Esperaríamos, por isso, uma maior ousadia no interior, sem qualquer apontamento de cor, mesmo sabendo que a diferenciação face ao “primo” francês estava limitada pela obrigação de conter os custos do projeto, como nos foi sublinhado pelos responsáveis da marca japonesa. Sem surpresa, o espaço na traseira é limitado, o mesmo acontecendo com a capacidade da bagageira (326 litros), o que, ainda assim, preenche necessidades de uma utilização urbana. Já os lugares dianteiros são bem mais desafogados, a posição de condução ideal é fácil de encontrar, graças às múltiplas regulações dos bancos e o tablier é marcado pelas linhas direitas e pelos dois ecrãs digitais com 10,1 polegadas cada: em frente ao condutor surgem as principais informações de viagem, enquanto em posição central o segundo display serve as habituais funcionalidades digitais de conectividade, destacando-se os vários serviços Google, bem como as regulações de climatização e o sistema de navegação também assistido pela Google. Uma adaptação do Nissan Connect Drive, com menos funcionalidades para não “penalizar” o preço.

Ainda no interior, gostámos da qualidade dos revestimentos apesar de alguns plásticos duros e de algumas folgas entre os painéis. A instrumentação é de manuseamento intuitivo e os comandos principais estão bem posicionados, incluindo as patilhas que permitem regular o nível de regeneração de energia (inexistentes no Renault).

Até 416 km de autonomia

No lançamento em novembro, com o preço a começar nos 33 mil euros, o novo Nissan Micra vai estar disponível com a versão equipada com a bateria de 52 kWh associada ao motor de 150 cv. A autonomia anunciada é de 416 km e a velocidade máxima está limitada a 150 km/h. Sob encomenda, existe uma versão com uma bateria de 40 kWh que “serve” um motor de 120 cv., com a autonomia a chegar aos 317 km.

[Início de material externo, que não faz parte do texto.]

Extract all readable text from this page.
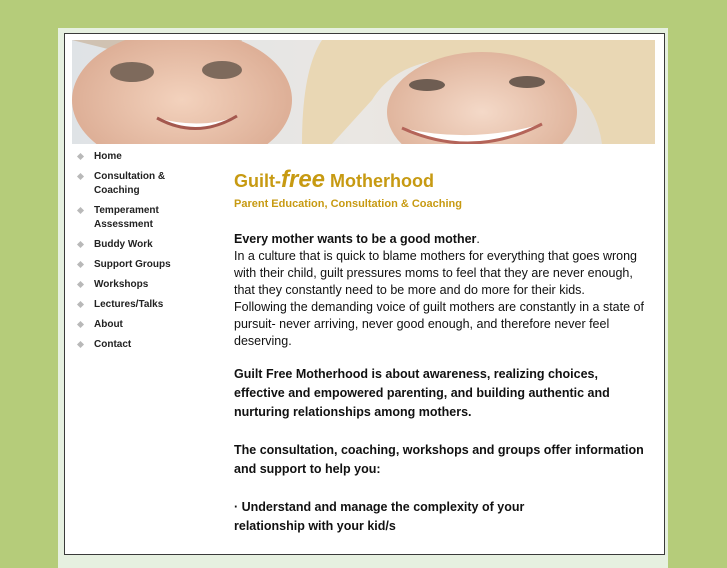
Home
Consultation & Coaching
Temperament Assessment
Buddy Work
Support Groups
Workshops
Lectures/Talks
About
Contact
Guilt-free Motherhood

Parent Education, Consultation & Coaching

Every mother wants to be a good mother.
In a culture that is quick to blame mothers for everything that goes wrong with their child, guilt pressures moms to feel that they are never enough, that they constantly need to be more and do more for their kids.
Following the demanding voice of guilt mothers are constantly in a state of pursuit- never arriving, never good enough, and therefore never feel deserving.

Guilt Free Motherhood is about awareness, realizing choices, effective and empowered parenting, and building authentic and nurturing relationships among mothers.

The consultation, coaching, workshops and groups offer information and support to help you:

· Understand and manage the complexity of your
relationship with your kid/s
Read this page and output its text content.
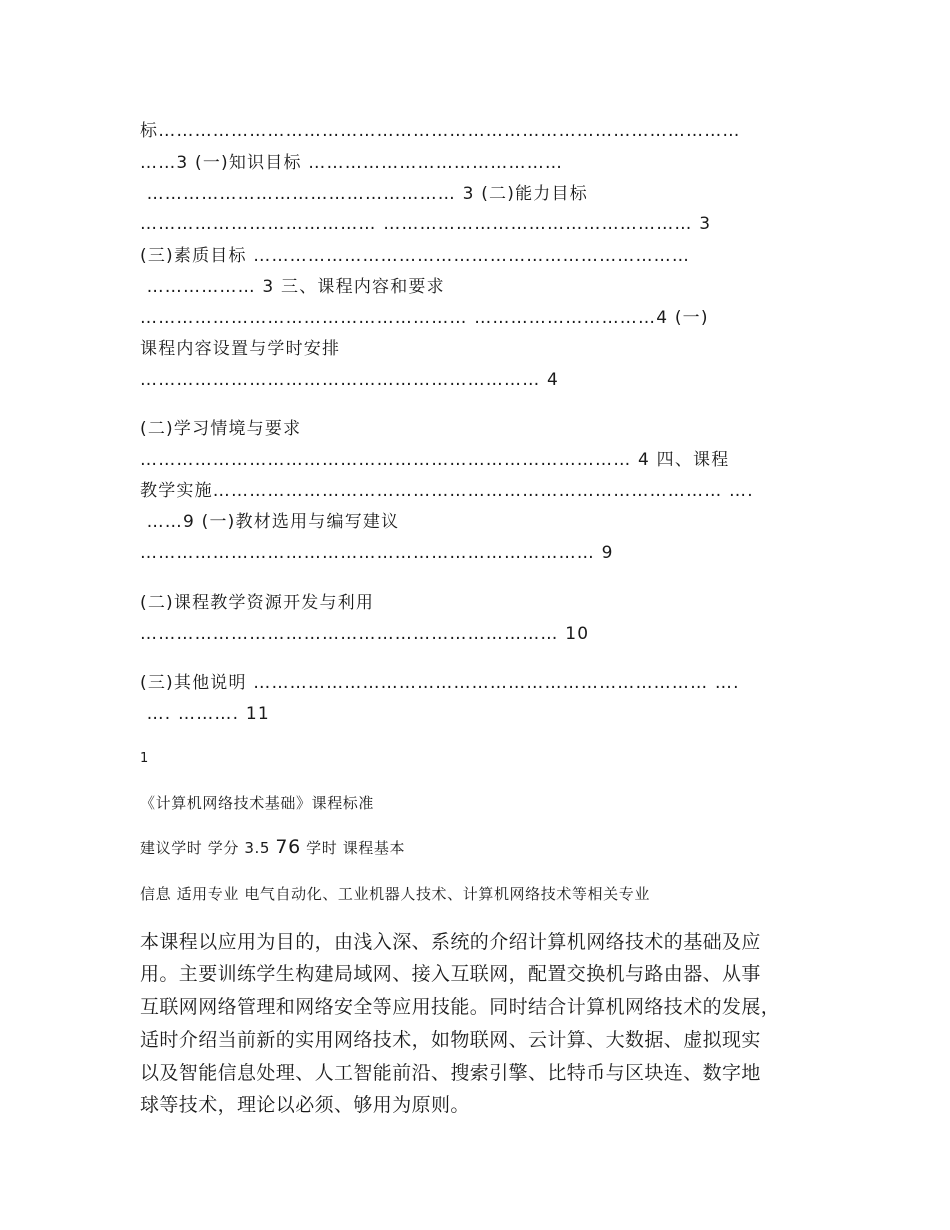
标……………………………………………………………………………………
……3 (一)知识目标 ……………………………………
…………………………………………… 3 (二)能力目标
………………………………… …………………………………………… 3
(三)素质目标 ………………………………………………………………
……………… 3 三、课程内容和要求
……………………………………………… …………………………4 (一)
课程内容设置与学时安排
………………………………………………………… 4
(二)学习情境与要求
……………………………………………………………………… 4 四、课程
教学实施………………………………………………………………………… ….
……9 (一)教材选用与编写建议
………………………………………………………………… 9
(二)课程教学资源开发与利用
…………………………………………………………… 10
(三)其他说明 ………………………………………………………………… ….
…. ………. 11
1
《计算机网络技术基础》课程标准
建议学时 学分 3.5 76 学时 课程基本
信息 适用专业 电气自动化、工业机器人技术、计算机网络技术等相关专业
本课程以应用为目的，由浅入深、系统的介绍计算机网络技术的基础及应
用。主要训练学生构建局域网、接入互联网，配置交换机与路由器、从事
互联网网络管理和网络安全等应用技能。同时结合计算机网络技术的发展，
适时介绍当前新的实用网络技术，如物联网、云计算、大数据、虚拟现实
以及智能信息处理、人工智能前沿、搜索引擎、比特币与区块连、数字地
球等技术，理论以必须、够用为原则。
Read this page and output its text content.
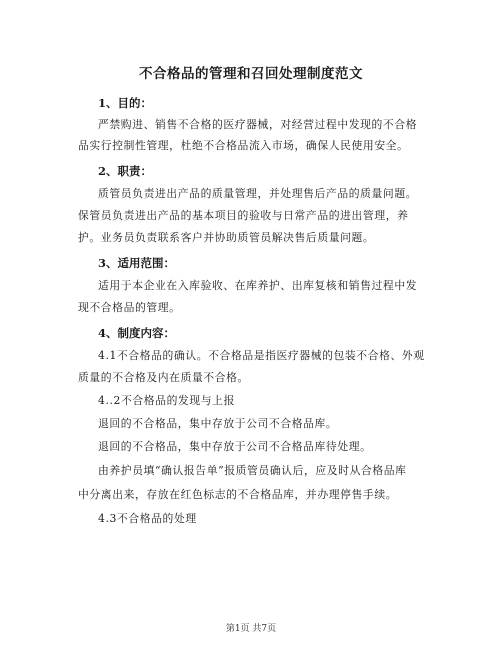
不合格品的管理和召回处理制度范文
1、目的：
严禁购进、销售不合格的医疗器械，对经营过程中发现的不合格
品实行控制性管理，杜绝不合格品流入市场，确保人民使用安全。
2、职责：
质管员负责进出产品的质量管理，并处理售后产品的质量问题。
保管员负责进出产品的基本项目的验收与日常产品的进出管理，养
护。业务员负责联系客户并协助质管员解决售后质量问题。
3、适用范围：
适用于本企业在入库验收、在库养护、出库复核和销售过程中发
现不合格品的管理。
4、制度内容：
4.1不合格品的确认。不合格品是指医疗器械的包装不合格、外观
质量的不合格及内在质量不合格。
4..2不合格品的发现与上报
退回的不合格品，集中存放于公司不合格品库。
退回的不合格品，集中存放于公司不合格品库待处理。
由养护员填“确认报告单”报质管员确认后，应及时从合格品库
中分离出来，存放在红色标志的不合格品库，并办理停售手续。
4.3不合格品的处理
第1页 共7页
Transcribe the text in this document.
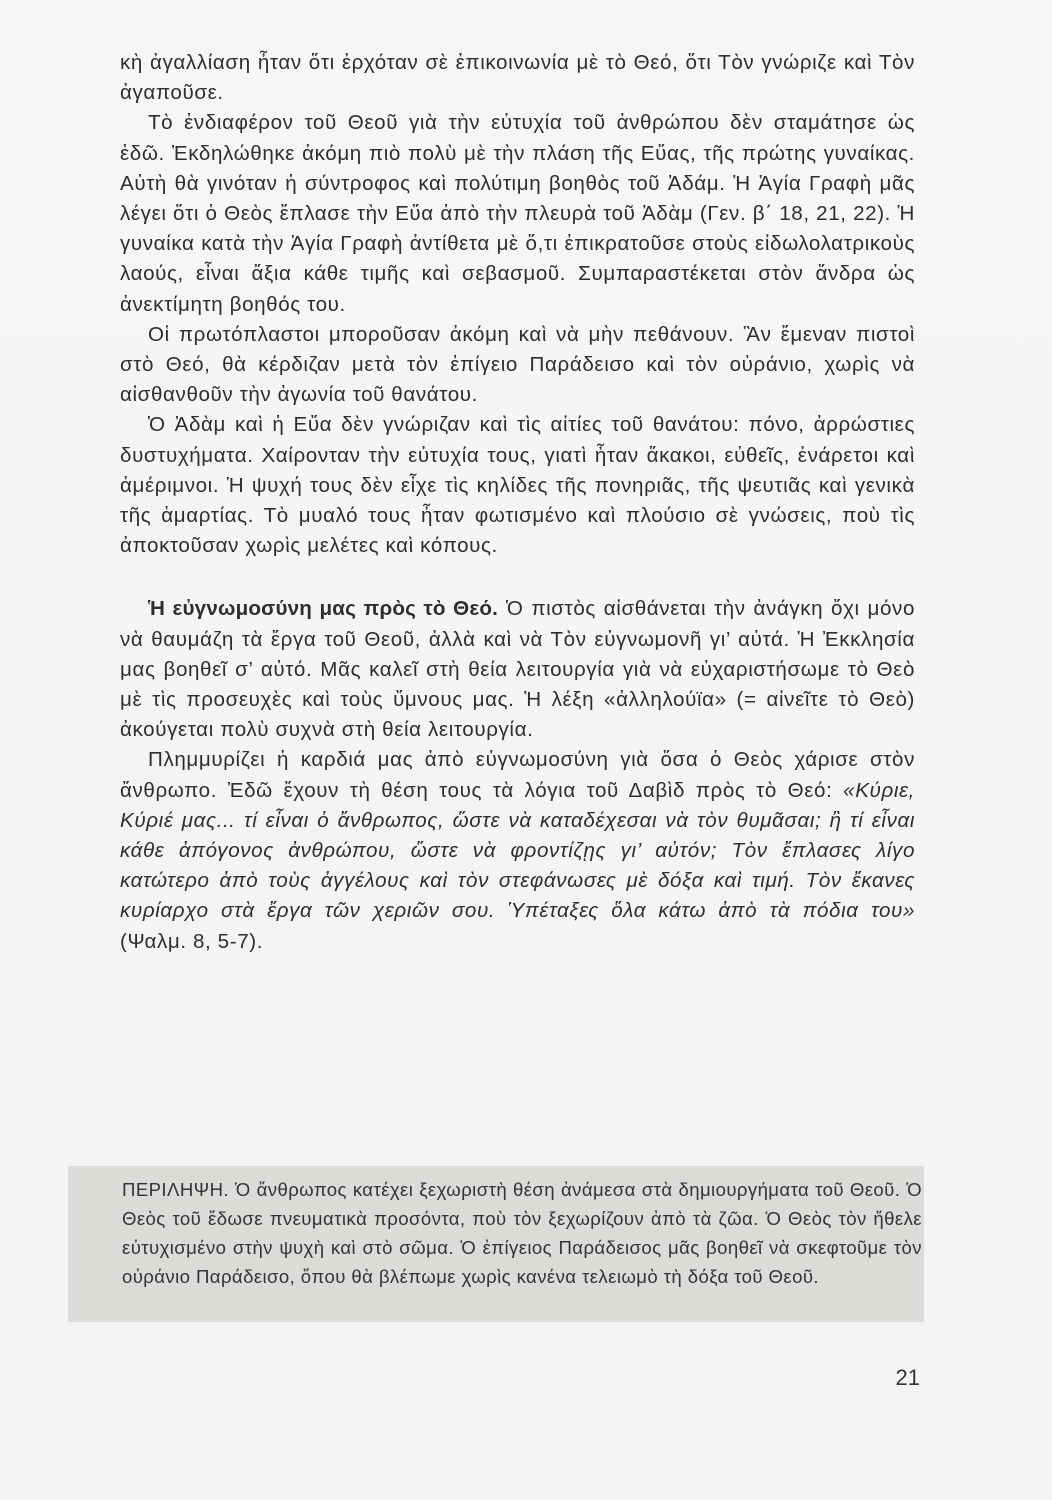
κὴ ἀγαλλίαση ἦταν ὅτι ἐρχόταν σὲ ἐπικοινωνία μὲ τὸ Θεό, ὅτι Τὸν γνώριζε καὶ Τὸν ἀγαποῦσε.

Τὸ ἐνδιαφέρον τοῦ Θεοῦ γιὰ τὴν εὐτυχία τοῦ ἀνθρώπου δὲν σταμάτησε ὡς ἐδῶ. Ἐκδηλώθηκε ἀκόμη πιὸ πολὺ μὲ τὴν πλάση τῆς Εὔας, τῆς πρώτης γυναίκας. Αὐτὴ θὰ γινόταν ἡ σύντροφος καὶ πολύτιμη βοηθὸς τοῦ Ἀδάμ. Ἡ Ἁγία Γραφὴ μᾶς λέγει ὅτι ὁ Θεὸς ἔπλασε τὴν Εὔα ἀπὸ τὴν πλευρὰ τοῦ Ἀδὰμ (Γεν. β΄ 18, 21, 22). Ἡ γυναίκα κατὰ τὴν Ἁγία Γραφὴ ἀντίθετα μὲ ὅ,τι ἐπικρατοῦσε στοὺς εἰδωλολατρικοὺς λαούς, εἶναι ἄξια κάθε τιμῆς καὶ σεβασμοῦ. Συμπαραστέκεται στὸν ἄνδρα ὡς ἀνεκτίμητη βοηθός του.

Οἱ πρωτόπλαστοι μποροῦσαν ἀκόμη καὶ νὰ μὴν πεθάνουν. Ἂν ἔμεναν πιστοὶ στὸ Θεό, θὰ κέρδιζαν μετὰ τὸν ἐπίγειο Παράδεισο καὶ τὸν οὐράνιο, χωρὶς νὰ αἰσθανθοῦν τὴν ἀγωνία τοῦ θανάτου.

Ὁ Ἀδὰμ καὶ ἡ Εὔα δὲν γνώριζαν καὶ τὶς αἰτίες τοῦ θανάτου: πόνο, ἀρρώστιες δυστυχήματα. Χαίρονταν τὴν εὐτυχία τους, γιατὶ ἦταν ἄκακοι, εὐθεῖς, ἐνάρετοι καὶ ἀμέριμνοι. Ἡ ψυχή τους δὲν εἶχε τὶς κηλίδες τῆς πονηριᾶς, τῆς ψευτιᾶς καὶ γενικὰ τῆς ἁμαρτίας. Τὸ μυαλό τους ἦταν φωτισμένο καὶ πλούσιο σὲ γνώσεις, ποὺ τὶς ἀποκτοῦσαν χωρὶς μελέτες καὶ κόπους.

Ἡ εὐγνωμοσύνη μας πρὸς τὸ Θεό. Ὁ πιστὸς αἰσθάνεται τὴν ἀνάγκη ὄχι μόνο νὰ θαυμάζη τὰ ἔργα τοῦ Θεοῦ, ἀλλὰ καὶ νὰ Τὸν εὐγνωμονῆ γι’ αὐτά. Ἡ Ἐκκλησία μας βοηθεῖ σ’ αὐτό. Μᾶς καλεῖ στὴ θεία λειτουργία γιὰ νὰ εὐχαριστήσωμε τὸ Θεὸ μὲ τὶς προσευχὲς καὶ τοὺς ὕμνους μας. Ἡ λέξη «ἀλληλούϊα» (= αἰνεῖτε τὸ Θεὸ) ἀκούγεται πολὺ συχνὰ στὴ θεία λειτουργία.

Πλημμυρίζει ἡ καρδιά μας ἀπὸ εὐγνωμοσύνη γιὰ ὅσα ὁ Θεὸς χάρισε στὸν ἄνθρωπο. Ἐδῶ ἔχουν τὴ θέση τους τὰ λόγια τοῦ Δαβὶδ πρὸς τὸ Θεό: «Κύριε, Κύριέ μας... τί εἶναι ὁ ἄνθρωπος, ὥστε νὰ καταδέχεσαι νὰ τὸν θυμᾶσαι; ἢ τί εἶναι κάθε ἀπόγονος ἀνθρώπου, ὥστε νὰ φροντίζῃς γι’ αὐτόν; Τὸν ἔπλασες λίγο κατώτερο ἀπὸ τοὺς ἀγγέλους καὶ τὸν στεφάνωσες μὲ δόξα καὶ τιμή. Τὸν ἔκανες κυρίαρχο στὰ ἔργα τῶν χεριῶν σου. Ὑπέταξες ὅλα κάτω ἀπὸ τὰ πόδια του» (Ψαλμ. 8, 5-7).

ΠΕΡΙΛΗΨΗ. Ὁ ἄνθρωπος κατέχει ξεχωριστὴ θέση ἀνάμεσα στὰ δημιουργήματα τοῦ Θεοῦ. Ὁ Θεὸς τοῦ ἔδωσε πνευματικὰ προσόντα, ποὺ τὸν ξεχωρίζουν ἀπὸ τὰ ζῶα. Ὁ Θεὸς τὸν ἤθελε εὐτυχισμένο στὴν ψυχὴ καὶ στὸ σῶμα. Ὁ ἐπίγειος Παράδεισος μᾶς βοηθεῖ νὰ σκεφτοῦμε τὸν οὐράνιο Παράδεισο, ὅπου θὰ βλέπωμε χωρὶς κανένα τελειωμὸ τὴ δόξα τοῦ Θεοῦ.

21
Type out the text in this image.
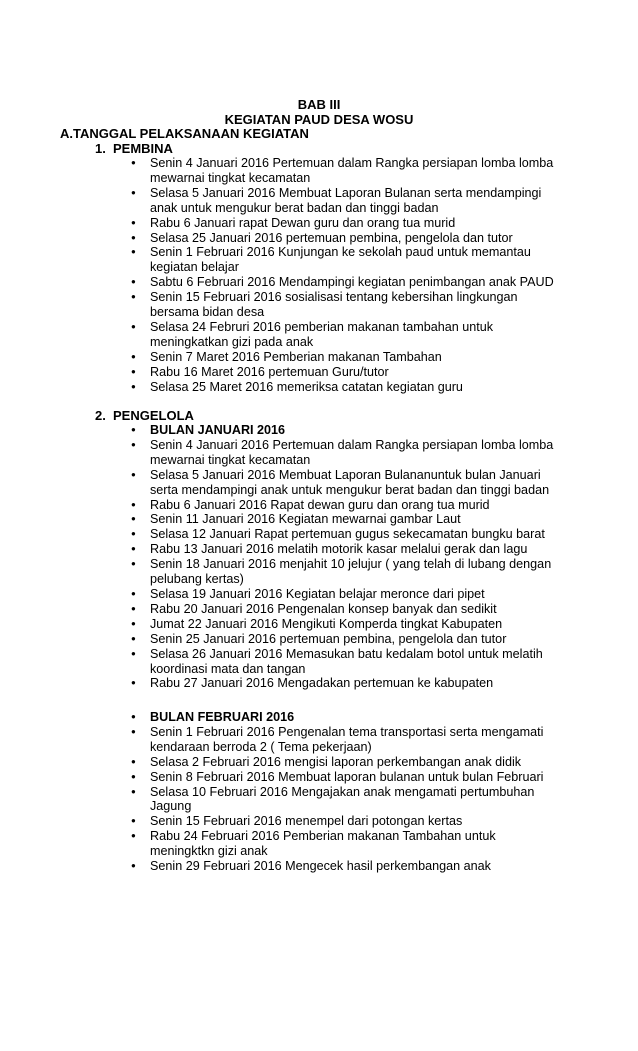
BAB III
KEGIATAN PAUD DESA WOSU
A.TANGGAL PELAKSANAAN KEGIATAN
1. PEMBINA
● Senin 4 Januari 2016 Pertemuan dalam Rangka persiapan lomba lomba mewarnai tingkat kecamatan
● Selasa 5 Januari 2016 Membuat Laporan Bulanan serta mendampingi anak untuk mengukur berat badan dan tinggi badan
● Rabu 6 Januari rapat Dewan guru dan orang tua murid
● Selasa 25 Januari 2016 pertemuan pembina, pengelola dan tutor
● Senin 1 Februari 2016 Kunjungan ke sekolah paud untuk memantau kegiatan belajar
● Sabtu 6 Februari 2016 Mendampingi kegiatan penimbangan anak PAUD
● Senin 15 Februari 2016 sosialisasi tentang kebersihan lingkungan bersama bidan desa
● Selasa 24 Februri 2016 pemberian makanan tambahan untuk meningkatkan gizi pada anak
● Senin 7 Maret 2016 Pemberian makanan Tambahan
● Rabu 16 Maret 2016 pertemuan Guru/tutor
● Selasa 25 Maret 2016 memeriksa catatan kegiatan guru
2. PENGELOLA
● BULAN JANUARI 2016
● Senin 4 Januari 2016 Pertemuan dalam Rangka persiapan lomba lomba mewarnai tingkat kecamatan
● Selasa 5 Januari 2016 Membuat Laporan Bulananuntuk bulan Januari serta mendampingi anak untuk mengukur berat badan dan tinggi badan
● Rabu 6 Januari 2016 Rapat dewan guru dan orang tua murid
● Senin 11 Januari 2016 Kegiatan mewarnai gambar Laut
● Selasa 12 Januari Rapat pertemuan gugus sekecamatan bungku barat
● Rabu 13 Januari 2016 melatih motorik kasar melalui gerak dan lagu
● Senin 18 Januari 2016 menjahit 10 jelujur ( yang telah di lubang dengan pelubang kertas)
● Selasa 19 Januari 2016 Kegiatan belajar meronce dari pipet
● Rabu 20 Januari 2016 Pengenalan konsep banyak dan sedikit
● Jumat 22 Januari 2016 Mengikuti Komperda tingkat Kabupaten
● Senin 25 Januari 2016 pertemuan pembina, pengelola dan tutor
● Selasa 26 Januari 2016 Memasukan batu kedalam botol untuk melatih koordinasi mata dan tangan
● Rabu 27 Januari 2016 Mengadakan pertemuan ke kabupaten
● BULAN FEBRUARI 2016
● Senin 1 Februari 2016 Pengenalan tema transportasi serta mengamati kendaraan berroda 2 ( Tema pekerjaan)
● Selasa 2 Februari 2016 mengisi laporan perkembangan anak didik
● Senin 8 Februari 2016 Membuat laporan bulanan untuk bulan Februari
● Selasa 10 Februari 2016 Mengajakan anak mengamati pertumbuhan Jagung
● Senin 15 Februari 2016 menempel dari potongan kertas
● Rabu 24 Februari 2016 Pemberian makanan Tambahan untuk meningktkn gizi anak
● Senin 29 Februari 2016 Mengecek hasil perkembangan anak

Para os três níveis de equipamento previstos (Engage, Advance e Evolve) estão disponíveis os modos de condução Eco, Standard e Sport que alteram o “temperamento do Nissan Micra, com o modo Eco a favorecer o consumo e autonomia mas a limitar demasiado a potência disponível e, portanto, o prazer de condução. Já o modo Sport incute uma dinâmica que está em sintonia com a aparência algo traquinas. A firmeza da suspensão nunca interfere com o conforto, enquanto a precisão da direção chega a ser desafiadora, o que faz suspirar por uma mecânica mais potente que por agora não está nos planos da Nissan. Ou seja, embora a cidade seja o território preferencial do novo Nissan Micra a agilidade que identificamos ao volante convida-nos para uma condução mais divertida. Este primeiro contacto nos arredores de Roterdão, nos Países Baixos, o trajeto utilizado foi maioritariamente urbano ou em estradas com bastante trânsito pelo que o consumo de 15,2 kWh/100 km que averbámos pareceu-nos dentro da normalidade.